In the present study, we proposed a fully automatic method for nuclei identification in histological images. The cell nuclei segmentation is crucially important and has a wide range of applications, such as cancer diagnosis [22], cancer grading [23] and quantification of molecular markers in healthy and pathological specimens [9]. The proposed method is able to recognize nuclei boundaries inside H&E images. The cells detection in histological images is a challenging task because of nuclei variability in shape, intensity and dimension. Our technique did not require any user interaction and it was capable of automatically detecting nuclei in different tissues and magnifications. We chose to analyze six of the most studied organs in the development of automatic nuclei segmentation [24, 25]. Nuclei centers were manually marked by one expert pathologist, for a total of 59,123 cells. It was not necessary to segment nuclei boundaries since the proposed algorithm does not require a training set as deep learning-based methods. For this reason, having a faster manual segmentation, the number of annotated nuclei was increased, creating a dataset that contains more than twice the number of marked nuclei compared to previous works [12, 22, 26].
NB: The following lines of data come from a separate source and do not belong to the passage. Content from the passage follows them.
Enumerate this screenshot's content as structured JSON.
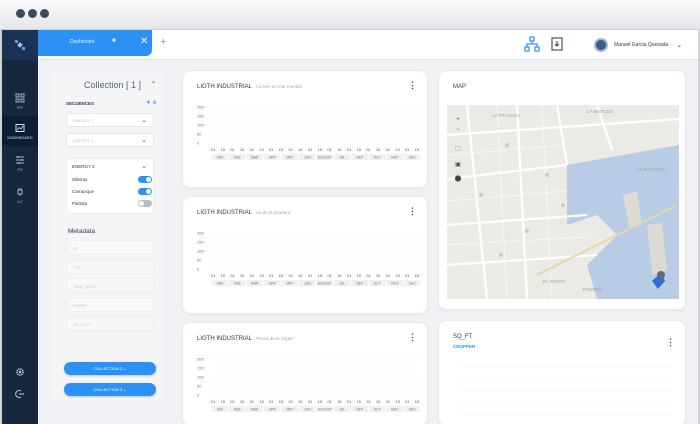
{
  "chrome": {
    "dots": 3
  },
  "rail": {
    "items": [
      {
        "name": "rail-item-grid",
        "label": "KPI",
        "icon": "grid-icon"
      },
      {
        "name": "rail-item-dashboard",
        "label": "DASHBOARD",
        "icon": "image-chart-icon"
      },
      {
        "name": "rail-item-sliders",
        "label": "PV",
        "icon": "sliders-icon"
      },
      {
        "name": "rail-item-plug",
        "label": "IoT",
        "icon": "plug-icon"
      }
    ],
    "bottom": [
      {
        "name": "settings-icon"
      },
      {
        "name": "logout-icon"
      }
    ]
  },
  "topbar": {
    "tab_label": "Dashboard",
    "tab_close": "✕",
    "tab_add": "+",
    "user_name": "Manuel Garcia Quesada",
    "user_chevron": "⌄"
  },
  "filters": {
    "title": "Collection [ 1 ]",
    "chevron": "⌃",
    "sequences_label": "SECUENCES",
    "sequences_icons": "▼ ⚙",
    "selects": [
      "ENERGY 1",
      "ENERGY 2"
    ],
    "energy_box": {
      "title": "ENERGY 3",
      "toggles": [
        {
          "label": "Olleiras",
          "on": true
        },
        {
          "label": "Carraixque",
          "on": true
        },
        {
          "label": "Palmita",
          "on": false
        }
      ]
    },
    "metadata_title": "Metadata",
    "metadata_fields": [
      "ID",
      "TST",
      "TIME_ZONE",
      "SHAPE",
      "SQ_FOOT"
    ],
    "buttons": [
      "COLLECTION 2",
      "COLLECTION 3"
    ]
  },
  "cards": {
    "chart1": {
      "title": "LIGTH INDUSTRIAL",
      "subtitle": "Ca tres un mar mentira"
    },
    "chart2": {
      "title": "LIGTH INDUSTRIAL",
      "subtitle": "Ao de la ribadera"
    },
    "chart3": {
      "title": "LIGTH INDUSTRIAL",
      "subtitle": "Pesca de la Virgen"
    },
    "map": {
      "title": "MAP",
      "labels": [
        "LA TRAVESIA",
        "LA MERCED",
        "LA MACOSTA",
        "EL ROSTO",
        "PUERTO"
      ],
      "controls": [
        "+",
        "−",
        "⬚",
        "▣",
        "⬤"
      ]
    },
    "sqft": {
      "title": "SQ_FT",
      "subtitle": "CROPPER"
    },
    "kebab": "⋮"
  },
  "chart_data": [
    {
      "type": "line",
      "yticks": [
        200,
        150,
        100,
        50,
        0
      ],
      "x_days": [
        "01",
        "15",
        "01",
        "15",
        "01",
        "15",
        "01",
        "15",
        "01",
        "15",
        "01",
        "15",
        "01",
        "15",
        "01",
        "15",
        "01",
        "15",
        "01",
        "15",
        "01",
        "15"
      ],
      "x_months": [
        "JAN",
        "FEB",
        "MAR",
        "APR",
        "MAY",
        "JUN",
        "AUGUST",
        "JUL",
        "SEP",
        "OCT",
        "NOV",
        "DEC"
      ]
    },
    {
      "type": "line",
      "yticks": [
        200,
        150,
        100,
        50,
        0
      ],
      "x_days": [
        "01",
        "15",
        "01",
        "15",
        "01",
        "15",
        "01",
        "15",
        "01",
        "15",
        "01",
        "15",
        "01",
        "15",
        "01",
        "15",
        "01",
        "15",
        "01",
        "15",
        "01",
        "15"
      ],
      "x_months": [
        "JAN",
        "FEB",
        "MAR",
        "APR",
        "MAY",
        "JUN",
        "AUGUST",
        "JUL",
        "SEP",
        "OCT",
        "NOV",
        "DEC"
      ]
    },
    {
      "type": "line",
      "yticks": [
        200,
        150,
        100,
        50,
        0
      ],
      "x_days": [
        "01",
        "15",
        "01",
        "15",
        "01",
        "15",
        "01",
        "15",
        "01",
        "15",
        "01",
        "15",
        "01",
        "15",
        "01",
        "15",
        "01",
        "15",
        "01",
        "15",
        "01",
        "15"
      ],
      "x_months": [
        "JAN",
        "FEB",
        "MAR",
        "APR",
        "MAY",
        "JUN",
        "AUGUST",
        "JUL",
        "SEP",
        "OCT",
        "NOV",
        "DEC"
      ]
    }
  ]
}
The automatic method was validated using metrics that penalizes both detection and segmentation errors. The comparison between manual and automatic segmentation showed high performances of the proposed technique. For each organ, MANA algorithm obtained always an F1-score higher than 0.91, with an average F1 of 0.9305 ± 0.0161. In literature, the only multi-tissue nuclei segmentation system [12] had an average F1-score of 0.8267. Compared with this state-of-art method, our approach achieved a large margin with 10.38% improvement of the identification rate.

Object-level and pixel-level performances were also comparable to previous works on nuclei detection [24, 27, 28]. Overall, the robustness and versatility of MANA allowed to achieve, on several organs and magnifications, performances in line or better than those of state-of-art algorithms designed for single tissues [19, 20].

The proposed algorithm allowed also to obtain the highest average F1-score compared to other open-source software designed for nuclei detection. MANA had one of the lowest computational time and, respect to other automatic methods, it had the best pixel-level performances.

Thanks to the reliable nuclei detection provided by MANA, automated systems for tumor patterns recognition [29], histological lesions evaluation [25] and markers quantification [9] can be easily developed in a straightforward manner. In the future, a novel cells separation will be implemented to further increase the pixel-level performances of the proposed algorithm. Future studies are also required to test the accuracy of MANA algorithm for nuclei detection in other tissues.

Conclusions

In this paper, an adaptive method for nuclei segmentation in H&E stained images is presented. To the best of our knowledge, MANA is the first fully automated multi-scale and multi-tissue algorithm for nuclei detection.

The algorithm was tested on different organs, in which nuclei had different intensities, shapes and dimensions. High segmentation performances were obtained for each image of the dataset. The observed robustness in nuclei detection provided by MANA was mainly due to the use of an adaptive thresholding and an optimized nuclei separation. The algorithm took around 20 s to perform segmentation in images with 1500 nuclei, indicating the efficiency of the proposed technique.

Being totally automated, this algorithm could be used in future studies as starting point to realize reliable systems for morphological tissue characterization and diagnosis. Our research group is currently working on a MANA-based algorithm for the automatic detection and quantification of tumor areas in different histological tissue.